The best support strategies should normalise conversations around mental health and have buy-in from the whole organisation, including CEOs and leaders. We all have mental health needs and they should be reflected and echoed in all policies and initiatives. Encouraging work-life balance and supporting mental health champions in the workplace demonstrates a commitment to improving the mental health of everyone. Training managers to confidently support their employees and colleagues is essential. Businesses should consider providing emotional literacy interventions, which provide sessions on self-awareness, empathy and relationship building to staff. At Nuffield Health, 94 percent of employees who took up emotional literacy training said they would feel confident supporting a colleague showing signs of emotional distress. Businesses can introduce Employee Assistance Programmes (EAPS), often offered with group risk products like Income Protection, for those who may need more advanced support.
Brendan Street, Professional Head of Emotional Wellbeing at Nuffield Health
The sort that doesn’t distinguish mental ill-health from any other illness. It’s important that these policies are transparent, open, and endorsed by the employees that they govern. They need to encourage direct and open discussions around the topic.
Shona Davies, Founder of Shona Davies Consulting.
Mental health is highly individual, what can work for one person might not work for another. For that reason, the policies that work best are those that cater to the full spectrum of employee wellbeing and move away from the rigid and meaningless tick-box exercises that a traditional wellness programme is typically associated with. They must be holistic, tailored and adaptable.
Chieu Cao, Co-Founder of Perkbox.
The first step is simply having a visible mental health policy as many companies still don’t have one in place. A mental health policy for the workplace defines the vision for improving the mental health of the workforce and establishes a model for action. The World Health Organisation stresses that a well formulated policy ‘will also identify and facilitate the agreements needed among the different stakeholders in the workplace.’ This is key, as often a lack of responsibility and ownership leads to ineffective policies.
We recommend having a read of the WHO’s guidelines for formulating a mental health policy in the workplace as they are comprehensive and research led.
Lucy Faulks, Co-founder of Elevate.
The best mental health policies are those that give a clear statement about the employer’s commitment to supporting mental health and well being in the workplace. Employees will only begin to talk about their mental health issues if the working environment feels safe and supportive. The policy should make employees aware of what support is available and give examples of reasonable adjustments that can be made. It should be supported by awareness training for all staff.
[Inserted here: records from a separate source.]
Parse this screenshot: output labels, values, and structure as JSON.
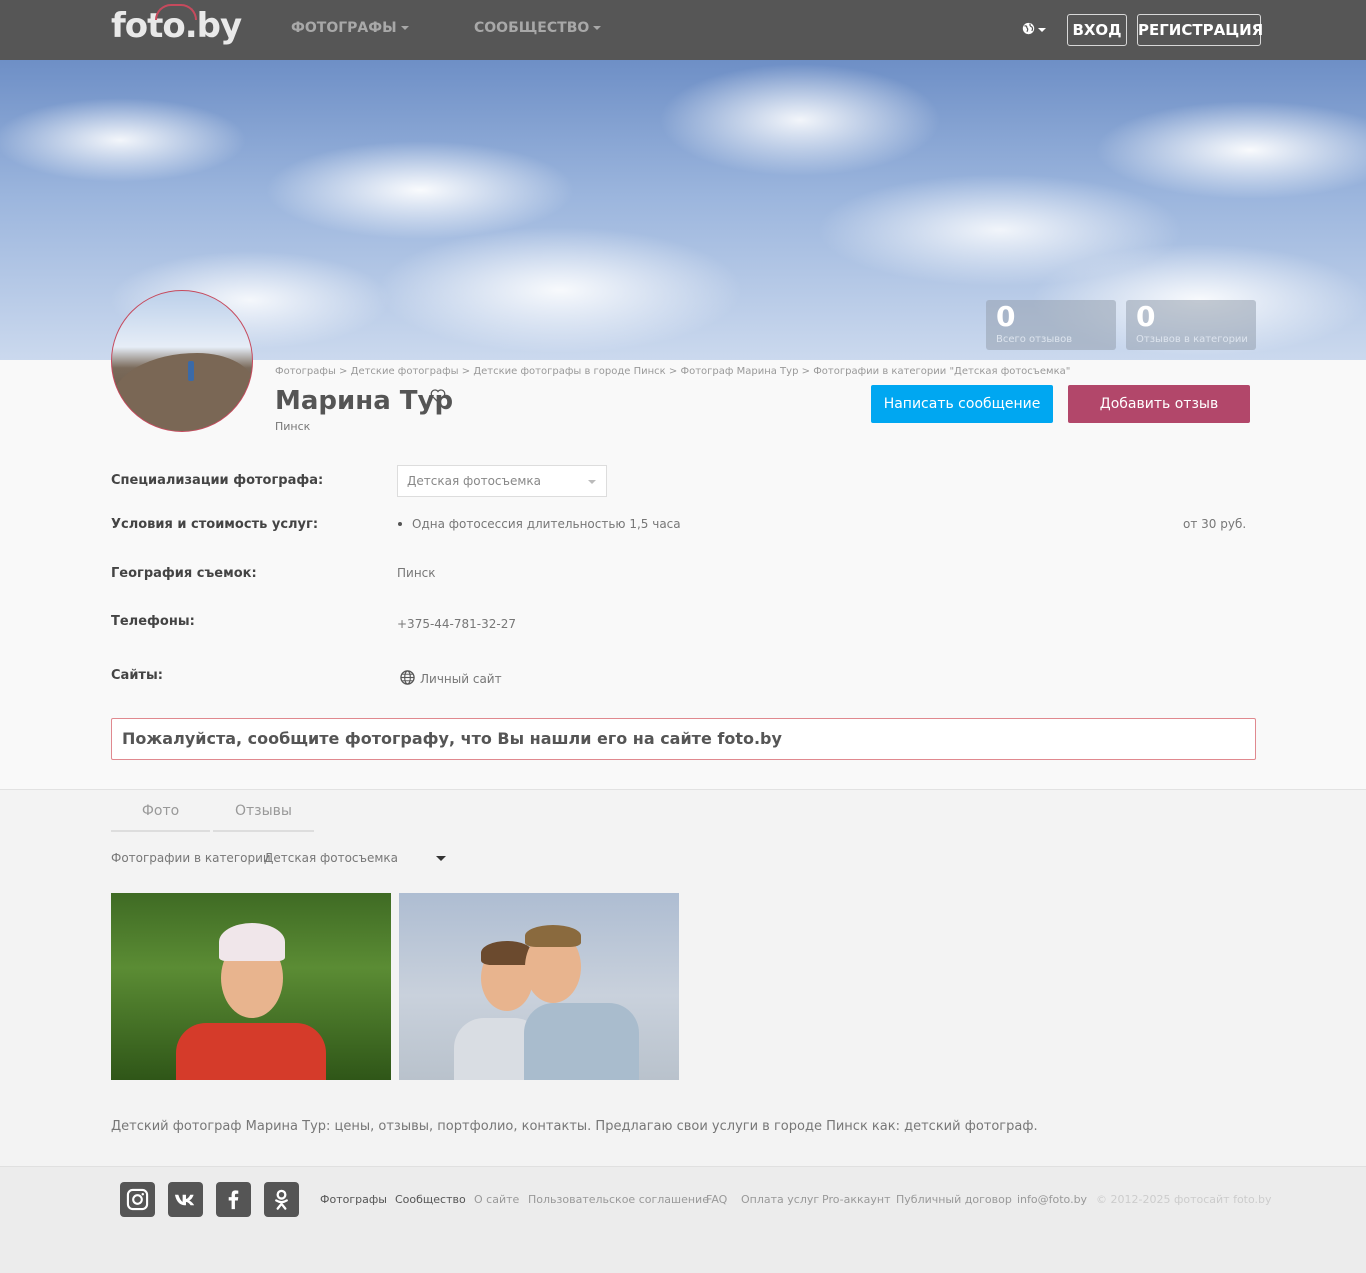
{
  "header": {
    "logo": "foto.by",
    "nav": [
      "ФОТОГРАФЫ",
      "СООБЩЕСТВО"
    ],
    "login": "ВХОД",
    "register": "РЕГИСТРАЦИЯ"
  },
  "stats": [
    {
      "value": "0",
      "label": "Всего отзывов"
    },
    {
      "value": "0",
      "label": "Отзывов в категории"
    }
  ],
  "breadcrumb": [
    "Фотографы",
    "Детские фотографы",
    "Детские фотографы в городе Пинск",
    "Фотограф Марина Тур",
    "Фотографии в категории \"Детская фотосъемка\""
  ],
  "breadcrumb_sep": ">",
  "profile": {
    "name": "Марина Тур",
    "city": "Пинск",
    "write_message": "Написать сообщение",
    "add_review": "Добавить отзыв"
  },
  "details": {
    "spec_label": "Специализации фотографа:",
    "spec_value": "Детская фотосъемка",
    "terms_label": "Условия и стоимость услуг:",
    "terms_item": "Одна фотосессия длительностью 1,5 часа",
    "terms_price": "от 30 руб.",
    "geo_label": "География съемок:",
    "geo_value": "Пинск",
    "phones_label": "Телефоны:",
    "phone": "+375-44-781-32-27",
    "sites_label": "Сайты:",
    "site": "Личный сайт"
  },
  "notice": "Пожалуйста, сообщите фотографу, что Вы нашли его на сайте foto.by",
  "tabs": [
    "Фото",
    "Отзывы"
  ],
  "category": {
    "label": "Фотографии в категории",
    "value": "Детская фотосъемка"
  },
  "description": "Детский фотограф Марина Тур: цены, отзывы, портфолио, контакты. Предлагаю свои услуги в городе Пинск как: детский фотограф.",
  "footer": {
    "social": [
      "instagram-icon",
      "vk-icon",
      "facebook-icon",
      "odnoklassniki-icon"
    ],
    "links": [
      "Фотографы",
      "Сообщество",
      "О сайте",
      "Пользовательское соглашение",
      "FAQ",
      "Оплата услуг",
      "Pro-аккаунт",
      "Публичный договор",
      "info@foto.by"
    ],
    "copyright": "© 2012-2025 фотосайт foto.by"
  },
  "colors": {
    "header_bg": "#565656",
    "primary_button": "#00a7f1",
    "review_button": "#b2476a",
    "accent": "#c64a5d"
  }
}
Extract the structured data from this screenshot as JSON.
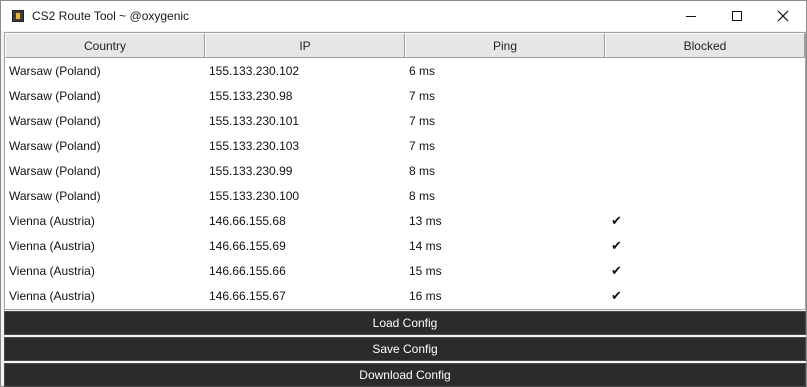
{
  "window": {
    "title": "CS2 Route Tool ~ @oxygenic",
    "icon": "app-icon"
  },
  "table": {
    "headers": [
      "Country",
      "IP",
      "Ping",
      "Blocked"
    ],
    "rows": [
      {
        "country": "Warsaw (Poland)",
        "ip": "155.133.230.102",
        "ping": "6 ms",
        "blocked": ""
      },
      {
        "country": "Warsaw (Poland)",
        "ip": "155.133.230.98",
        "ping": "7 ms",
        "blocked": ""
      },
      {
        "country": "Warsaw (Poland)",
        "ip": "155.133.230.101",
        "ping": "7 ms",
        "blocked": ""
      },
      {
        "country": "Warsaw (Poland)",
        "ip": "155.133.230.103",
        "ping": "7 ms",
        "blocked": ""
      },
      {
        "country": "Warsaw (Poland)",
        "ip": "155.133.230.99",
        "ping": "8 ms",
        "blocked": ""
      },
      {
        "country": "Warsaw (Poland)",
        "ip": "155.133.230.100",
        "ping": "8 ms",
        "blocked": ""
      },
      {
        "country": "Vienna (Austria)",
        "ip": "146.66.155.68",
        "ping": "13 ms",
        "blocked": "✔"
      },
      {
        "country": "Vienna (Austria)",
        "ip": "146.66.155.69",
        "ping": "14 ms",
        "blocked": "✔"
      },
      {
        "country": "Vienna (Austria)",
        "ip": "146.66.155.66",
        "ping": "15 ms",
        "blocked": "✔"
      },
      {
        "country": "Vienna (Austria)",
        "ip": "146.66.155.67",
        "ping": "16 ms",
        "blocked": "✔"
      }
    ]
  },
  "buttons": {
    "load": "Load Config",
    "save": "Save Config",
    "download": "Download Config"
  },
  "colors": {
    "button_bg": "#2b2b2b",
    "header_bg": "#e6e6e6"
  }
}
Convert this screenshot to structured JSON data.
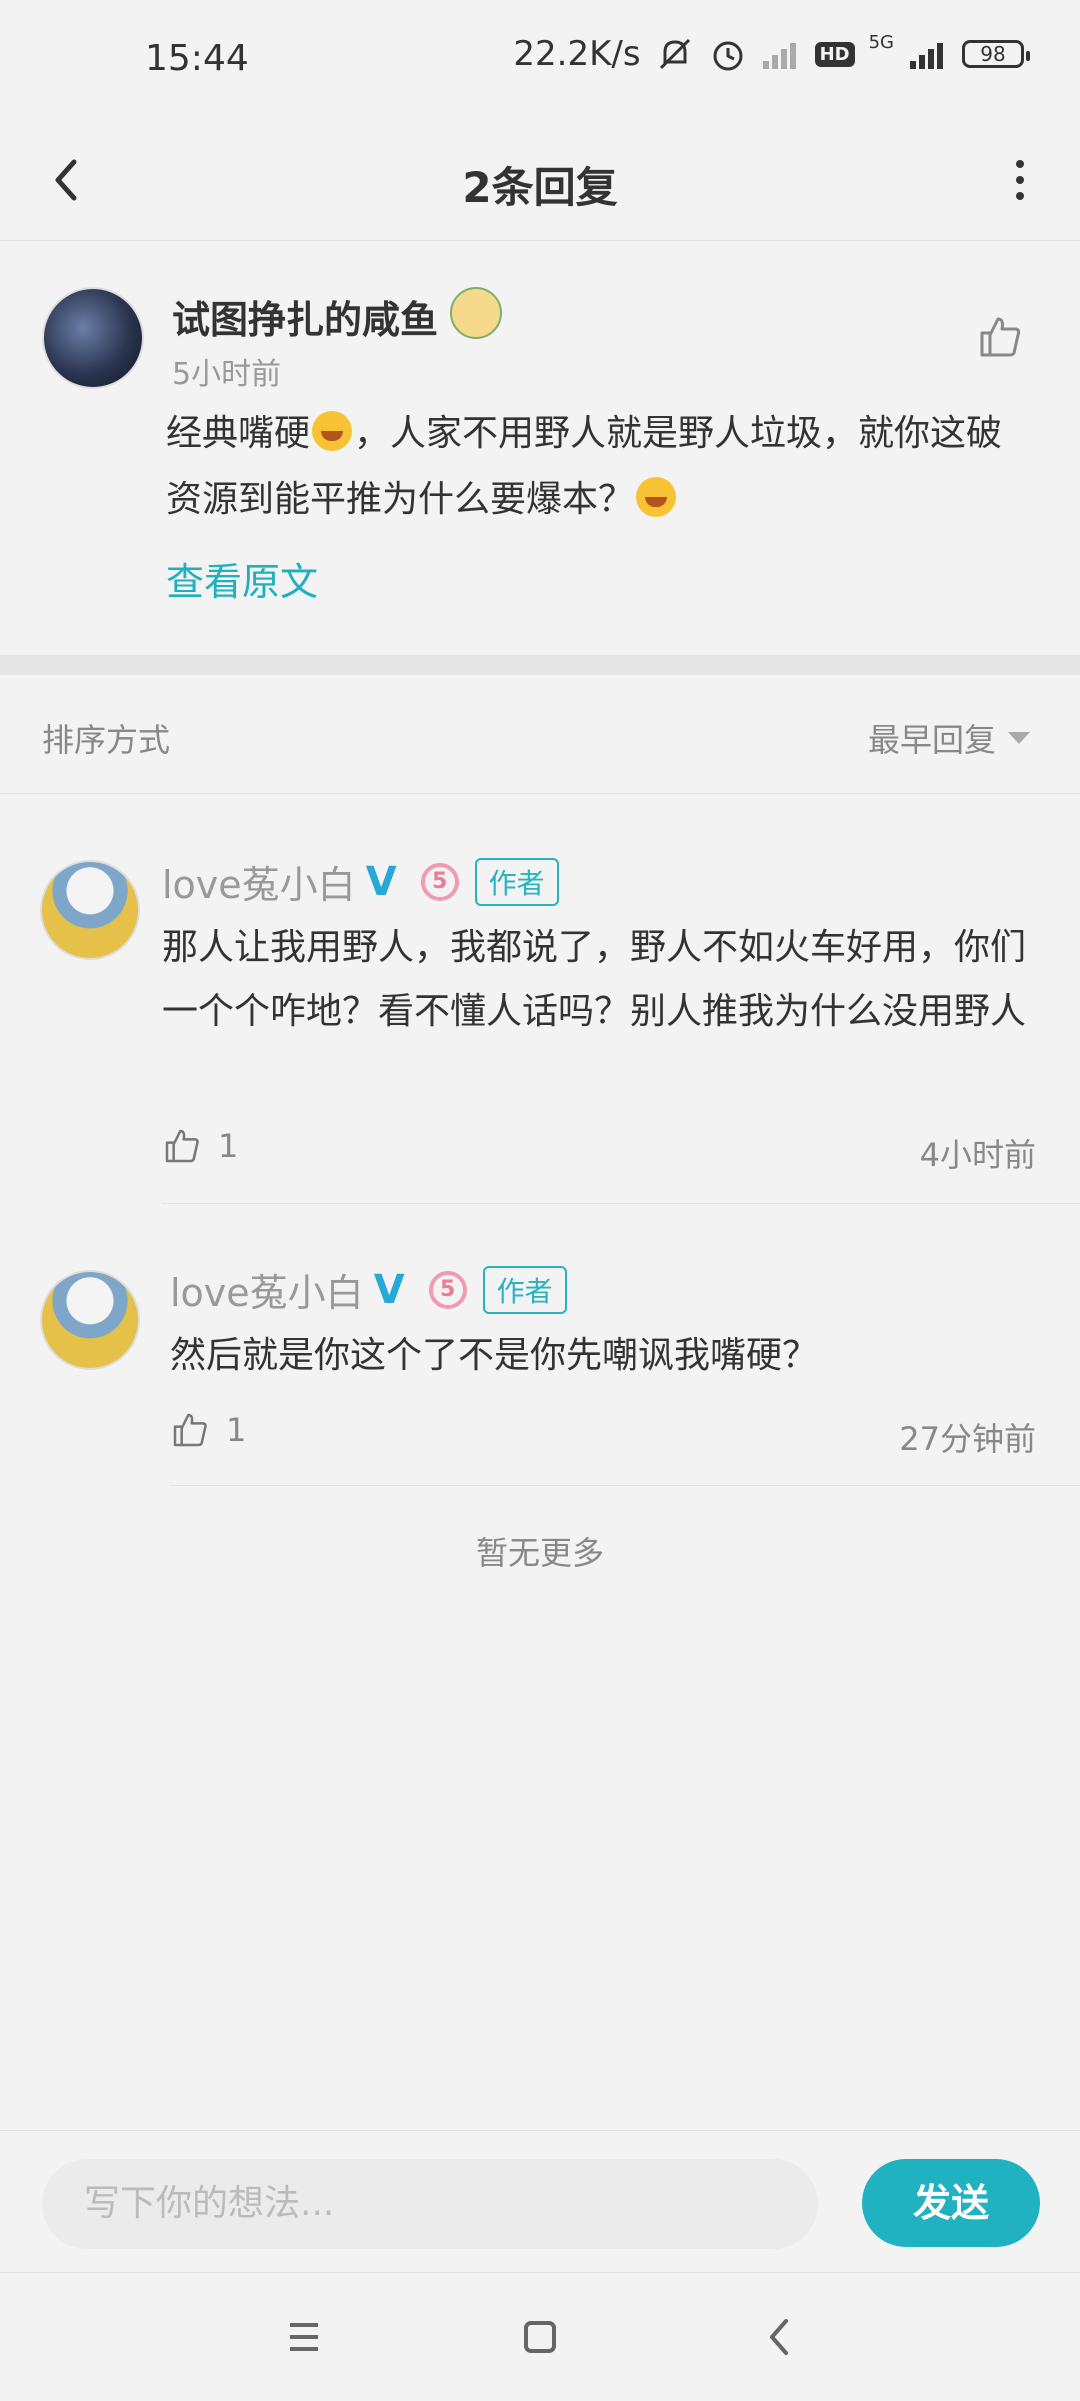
{
  "status_bar": {
    "time": "15:44",
    "net_speed": "22.2K/s",
    "hd_label": "HD",
    "network_label": "5G",
    "battery": "98"
  },
  "nav": {
    "title": "2条回复"
  },
  "main_comment": {
    "username": "试图挣扎的咸鱼",
    "time": "5小时前",
    "text_part1": "经典嘴硬",
    "text_part2": "，人家不用野人就是野人垃圾，就你这破资源到能平推为什么要爆本？",
    "view_original": "查看原文"
  },
  "sort": {
    "label": "排序方式",
    "value": "最早回复"
  },
  "replies": [
    {
      "username": "love菟小白",
      "verified": "V",
      "level": "5",
      "tag": "作者",
      "text": "那人让我用野人，我都说了，野人不如火车好用，你们一个个咋地？看不懂人话吗？别人推我为什么没用野人",
      "likes": "1",
      "time": "4小时前"
    },
    {
      "username": "love菟小白",
      "verified": "V",
      "level": "5",
      "tag": "作者",
      "text": "然后就是你这个了不是你先嘲讽我嘴硬？",
      "likes": "1",
      "time": "27分钟前"
    }
  ],
  "footer": {
    "no_more": "暂无更多"
  },
  "input": {
    "placeholder": "写下你的想法...",
    "send_label": "发送"
  },
  "colors": {
    "accent": "#20b2c0",
    "verified": "#27a8d8",
    "level": "#f07995"
  }
}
Paula Whelan, Head of Diversity & Inclusion at Right Track Learning.
We are an organization that doesn’t like policies, but we have a lot of best practices. For example, employers should look to provide PTO that can be used for mental health days, so if I’m struggling with stress and just need a day off, then I can take that. Employers need to always consider the impact on people with every decision they make.
Nicole Thurman, Vice President, Talent Management at CHG Healthcare.